Les charges sont basées sur la plainte de Shaikh Nasser Al-Sabah, Ministre des Affaires de la Cour Royale et fils de l'Emir du Koweït. Les charges sont liées à des articles écrits par le défenseur au cour des cinq dernières années sur son blog « Al Meezan » http://www.aljasem.org. Mohammed Al-Jassem avait déjà été condamné à six mois de prison en avril 2010 pour diffamation envers le Premier Ministre du Koweït.
Tout comme lors de la 1ère audience du procès, qui a eu lieu le 24 mai 2010, Mohammed Al-Jassem a été conduit devant la Cour depuis la prison centrale par des gardes masqués et armés, membres des forces spéciales de sécurité de la police. Il avait les mains et les pieds menottés et avait un bandeau sur les yeux.
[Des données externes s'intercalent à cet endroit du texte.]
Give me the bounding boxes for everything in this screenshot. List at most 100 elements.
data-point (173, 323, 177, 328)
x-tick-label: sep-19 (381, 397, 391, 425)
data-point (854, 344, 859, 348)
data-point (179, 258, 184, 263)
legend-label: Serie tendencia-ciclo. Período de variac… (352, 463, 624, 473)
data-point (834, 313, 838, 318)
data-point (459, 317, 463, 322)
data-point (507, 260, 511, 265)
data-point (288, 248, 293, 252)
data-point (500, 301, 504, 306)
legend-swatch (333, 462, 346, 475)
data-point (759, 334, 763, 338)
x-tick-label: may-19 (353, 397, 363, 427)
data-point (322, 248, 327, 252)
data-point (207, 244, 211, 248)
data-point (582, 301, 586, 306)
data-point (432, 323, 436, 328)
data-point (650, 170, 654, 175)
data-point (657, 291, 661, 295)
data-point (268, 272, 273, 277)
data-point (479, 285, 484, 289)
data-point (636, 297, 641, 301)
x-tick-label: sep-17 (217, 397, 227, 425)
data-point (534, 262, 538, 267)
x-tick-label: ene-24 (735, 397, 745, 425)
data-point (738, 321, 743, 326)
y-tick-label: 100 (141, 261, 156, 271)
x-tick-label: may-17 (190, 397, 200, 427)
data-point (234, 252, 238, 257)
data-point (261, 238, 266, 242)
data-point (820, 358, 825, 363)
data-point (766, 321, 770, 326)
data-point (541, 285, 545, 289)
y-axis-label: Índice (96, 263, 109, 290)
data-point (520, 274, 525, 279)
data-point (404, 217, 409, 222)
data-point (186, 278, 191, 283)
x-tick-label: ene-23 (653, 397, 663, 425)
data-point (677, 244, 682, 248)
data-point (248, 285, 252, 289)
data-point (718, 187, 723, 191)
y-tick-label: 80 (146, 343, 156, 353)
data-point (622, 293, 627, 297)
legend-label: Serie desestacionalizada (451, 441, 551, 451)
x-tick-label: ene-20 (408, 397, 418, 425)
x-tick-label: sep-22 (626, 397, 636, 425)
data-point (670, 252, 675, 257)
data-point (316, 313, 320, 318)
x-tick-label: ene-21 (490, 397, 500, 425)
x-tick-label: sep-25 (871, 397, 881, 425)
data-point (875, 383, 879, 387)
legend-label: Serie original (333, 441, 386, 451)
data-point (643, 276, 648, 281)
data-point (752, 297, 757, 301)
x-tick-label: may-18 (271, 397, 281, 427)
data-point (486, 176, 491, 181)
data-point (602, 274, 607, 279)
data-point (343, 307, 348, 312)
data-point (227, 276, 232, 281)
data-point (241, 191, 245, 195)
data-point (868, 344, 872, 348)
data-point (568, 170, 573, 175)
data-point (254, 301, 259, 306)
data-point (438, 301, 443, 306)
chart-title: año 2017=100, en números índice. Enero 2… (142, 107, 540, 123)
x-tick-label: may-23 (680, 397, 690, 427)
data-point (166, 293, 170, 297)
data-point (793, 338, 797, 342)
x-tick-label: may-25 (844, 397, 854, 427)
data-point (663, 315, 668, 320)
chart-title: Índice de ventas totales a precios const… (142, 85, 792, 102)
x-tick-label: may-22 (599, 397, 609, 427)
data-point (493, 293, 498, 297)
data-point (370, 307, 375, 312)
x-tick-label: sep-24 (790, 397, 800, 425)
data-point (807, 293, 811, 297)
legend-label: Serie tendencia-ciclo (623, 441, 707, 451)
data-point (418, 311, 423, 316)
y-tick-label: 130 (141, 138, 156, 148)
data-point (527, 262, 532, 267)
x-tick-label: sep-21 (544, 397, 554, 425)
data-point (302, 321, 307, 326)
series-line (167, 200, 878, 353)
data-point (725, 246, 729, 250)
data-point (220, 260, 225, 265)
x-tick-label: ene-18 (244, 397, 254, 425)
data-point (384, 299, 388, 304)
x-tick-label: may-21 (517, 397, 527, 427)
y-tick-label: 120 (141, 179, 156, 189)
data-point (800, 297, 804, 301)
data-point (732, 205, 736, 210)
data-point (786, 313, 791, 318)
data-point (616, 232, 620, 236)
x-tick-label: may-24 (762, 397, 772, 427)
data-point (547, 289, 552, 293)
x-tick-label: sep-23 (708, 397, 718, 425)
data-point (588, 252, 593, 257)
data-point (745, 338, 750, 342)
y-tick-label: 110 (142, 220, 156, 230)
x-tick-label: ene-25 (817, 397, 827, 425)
Il semble qu'il ait été maltraité par le personnel de sécurité pendant le trajet jusqu'au tribunal. Au moment où il a été placé dans le box des accusés de la salle d'audience, il a été reçu par les applaudissements du public. Lors de cette session, Mohammed Al-Jassem et ses avocats se sont plaints que, selon l'article 44 du Code des Procédures Pénales, la période de 21 jours prévue pour les détentions préventives, se terminait le 31 mai 2010 et que, depuis ce jour, la Cour n'a rendu aucun ordre pour son maintien en détention et que, par conséquent, son maintien en détention est illégal.
L'équipe de la défense s'est aussi plainte qu'avant les deux audiences, Mohammed Al-Jassem n'avait pas été avertit des dates, ce qui va à l'encontre du Code des Procédures Pénales. Enfin, il semble que la détention de Mohammed Al-Jassem avec celle d'autres prisonniers dont les dossiers sont liés à la Sécurité de l'Etat, qui n'est pas une procédure normale dans ce genre d'affaire, constitue une violation des articles 25 et 26 du droit des prisons.
L'affaire a été ajournée jusqu'au 21 juin 2010 afin d'entendre le témoignage de l'officier chargé de l'enquête. Le juge a ordonné que l'accusé soit examiné par un comité médical. Mohammed Al-Jassem a été renvoyé à la prison centrale.
Front Line pense que la détention de Mohammed Al-Jassem et les charges qui pèsent contre lui ont un lien direct avec son travail légitime en faveur des droits humains.